Many people don’t realize how quickly the shift happens. One day you’re posting, and the next day you’re performing. One day you’re sharing something meaningful, and the next day you’re chasing validation you didn’t even know you were seeking. It sneaks up.

 

As you build your career, grow your influence, or try to deepen the relationships that already matter to you, it’s crucial that you don’t drift into prioritizing the image over the intimate. What I mean by that is this: there are people who are committed to you. People who have invested their time, their thoughts, and their heart into your life. People not asking for a show. People not asking for curated highlight reels. They are in the trenches with you. Yet those same people often sit across the table while you’re buried in your phone trying to impress people who may never matter in the long run.

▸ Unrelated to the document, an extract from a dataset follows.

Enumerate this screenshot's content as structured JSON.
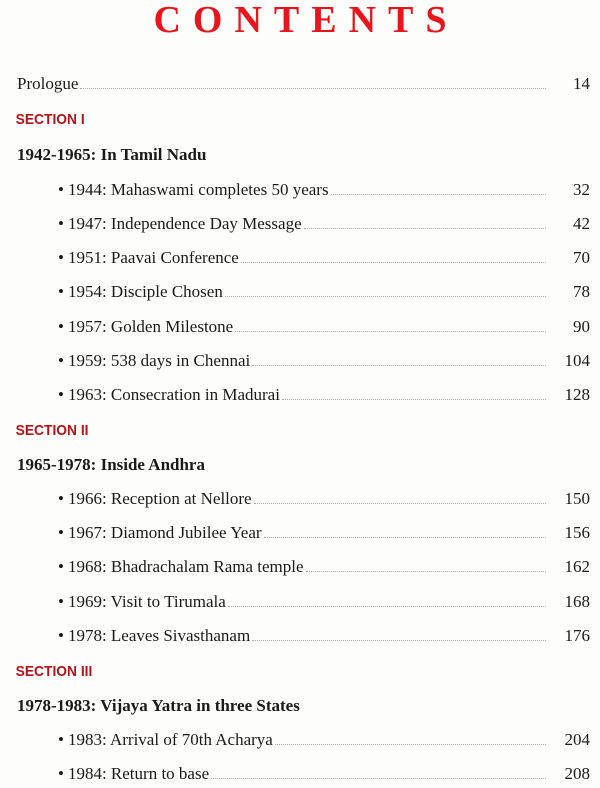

I know you’ve heard this message before. Plenty of people have said it in different ways. The real question isn’t whether you’ve heard it. The real question is whether you’ve done anything with it. If you focus more on the image people have of you than the intimacy of the people close to you, it eventually turns into image over integrity. The moment your image becomes the main thing, your integrity becomes optional. It happens slowly and quietly. You start making choices that look good instead of choices that are good.

That dynamic flips your priorities upside down. Trying to impress the crowd over honoring the "close" will leave you in a lonely place. When it’s all said and done, the crowd doesn’t stay. The crowd is temporary. The crowd moves on the moment the spotlight shifts. The people close to you are the ones who stay when the room empties. They are the ones who show up when you aren’t impressive.They are the ones who stay when you fail, when you struggle, when you go through seasons where nothing looks polished.

Don’t chase the crowd at the expense of the close. Don’t fight to win people who don’t care while losing the people who do. Visibility can be useful, but it’s not the foundation you build on. Connection is the foundation. Integrity is the foundation. Presence is the foundation. The people at your table matter more than the people in your notifications.

When you honor that priority, you build relationships that actually last. When you choose depth over display, you end up with genuine connection and you actually feel heard and seen. When you invest in people who invest back, you find the kind of fulfillment the crowd could never offer.

Don’t try to win the crowd over winning the close. The crowd will clap for you today and forget you tomorrow. The close will walk with you through every season. Choose wisely where you place your attention.

Today’s Forced Challenge: I want you to FORCE yourself to attack at least one of these challenges:

1. Put the Phone Down: One full meal with zero screen time so someone gets your full presence.

2. Honor the Investor: Call one person who has poured into you and thank them directly.

3. Spot the Performance: Identify one area where you’re performing for the crowd instead of connecting with the close.

4. Private Over Public: Replace one public post with a meaningful private message to someone who actually matters.

5. Check the Motive: Before posting anything, ask yourself if it is value driven or validation driven.

There is not a person in the world that doesn't want your attention. The question is, who deserves it? Invest in the close. It doesn't hurt to let the crowd know you're here. Just prioritize those who truly prioritize you. 

“Attention is the rarest and purest form of generosity.”